Think I'm overstating things? Ms. Chatterton-Purdy's website is here.

And here's the sorta-famous invitee: David Hogg, on the evening of February 19. I know what you're wondering: either "What does this white kid have to do with MLK?" or "Aren't his fifteen minutes of fame up yet?"

Gun control advocate and March For Our Lives Co-Founder, David Hogg will speak about his story as survivor of Marjory Stoneman Douglas High School in Parkland, Florida school shooting, and his call to all students to find their voice, speak out and engage in change. 

Here's a bit of what Charles C. W. Cooke said about young David back in 2018:

Since the multiple murders at Marjory Stoneman Douglas High School, Hogg has emerged as a sort of Schrödinger’s Pundit, whose status within the debate sits contingent upon his critics’ willingness to push back. The game being played with his testimony — by adults, not by Hogg — is as transparent as it is cynical.
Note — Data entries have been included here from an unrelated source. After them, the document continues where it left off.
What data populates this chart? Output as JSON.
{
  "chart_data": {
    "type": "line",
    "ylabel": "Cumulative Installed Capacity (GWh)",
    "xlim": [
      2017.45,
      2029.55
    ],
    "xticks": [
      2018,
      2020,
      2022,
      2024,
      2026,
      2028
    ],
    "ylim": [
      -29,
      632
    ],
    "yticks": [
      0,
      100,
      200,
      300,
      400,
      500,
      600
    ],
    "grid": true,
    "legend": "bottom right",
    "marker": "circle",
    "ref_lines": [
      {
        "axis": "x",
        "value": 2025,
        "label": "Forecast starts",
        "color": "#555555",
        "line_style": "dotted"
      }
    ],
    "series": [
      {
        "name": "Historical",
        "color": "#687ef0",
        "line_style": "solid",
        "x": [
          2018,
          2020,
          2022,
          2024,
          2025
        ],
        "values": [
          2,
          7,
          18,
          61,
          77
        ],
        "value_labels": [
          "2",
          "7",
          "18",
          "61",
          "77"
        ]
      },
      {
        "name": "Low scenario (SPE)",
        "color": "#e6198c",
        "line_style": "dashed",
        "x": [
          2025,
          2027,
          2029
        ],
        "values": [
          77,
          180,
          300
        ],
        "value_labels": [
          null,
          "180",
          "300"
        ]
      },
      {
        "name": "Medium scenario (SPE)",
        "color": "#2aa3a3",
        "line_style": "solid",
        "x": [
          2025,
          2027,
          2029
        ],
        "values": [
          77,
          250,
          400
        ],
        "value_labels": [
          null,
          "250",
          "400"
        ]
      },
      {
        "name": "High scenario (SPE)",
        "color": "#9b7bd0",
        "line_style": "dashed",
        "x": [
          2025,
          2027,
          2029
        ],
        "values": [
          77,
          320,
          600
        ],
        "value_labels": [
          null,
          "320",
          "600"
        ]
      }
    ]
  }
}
For ten days now, Hogg has been as permanent a fixture on the nation’s TV screens as anyone bar the president. In each appearance, he has been invited without reply to share his ideas on our public policy. This he has done, emphatically. Among the proposals that Hogg has advanced are that the most popular rifle in America be federally prohibited; that the NRA be regarded as a haven for “child murderers”; that Americans boycott Amazon, FedEx, and the state of Florida; and that Governor Rick Scott take responsibility for the failures of another elected official. In addition, Hogg has held a gun-control rally in New Jersey, slammed the president as a coward, criticized the federal response to the hurricane in Puerto Rico, made comments in support of funding for wind and solar power, taken a pre-emptive stand on Florida’s imminent senatorial election, and suggested that, as a matter of general policy, cops cannot be expected to protect the citizenry if they believe they might be outgunned.

Still true today, although I'm not sure at this point whether Hogg isn't a co-player in this cynical game by now.

In any case, the University passed up yet another chance to bring Mia Love to campus. I'd go see her.

There's a "Campus Conversation on Race" for … 80 minutes on February 20!

Hosted and designed by TREAT Fellows, join us for this cross-campus conversation with students, faculty and staff on the role power and privilege play here on campus and how we can all begin thinking of ways to leverage our power for change.

Okay… the current Treat (not TREAT) fellows are here. Fellow Brianne Morneau "still has three baby teeth" and Elana Zabar's favorite tree? It's the American Sycamore!

And finally, on February 21-23, it's the "MLK Summit".

The MLK Summit is a two and a half day social justice development institute that allows students to build cultural competencies and to expand their understanding of community activism.  The retreat is free and open to all full-time undergraduate students who are interested in gaining a better understanding of diversity and working toward social justice on the UNH campus and beyond. 

I would strongly suspect that any contrarian opinions on the intellectual coherency of "diversity" or "social justice" will be absent. And if not absent, cancelled.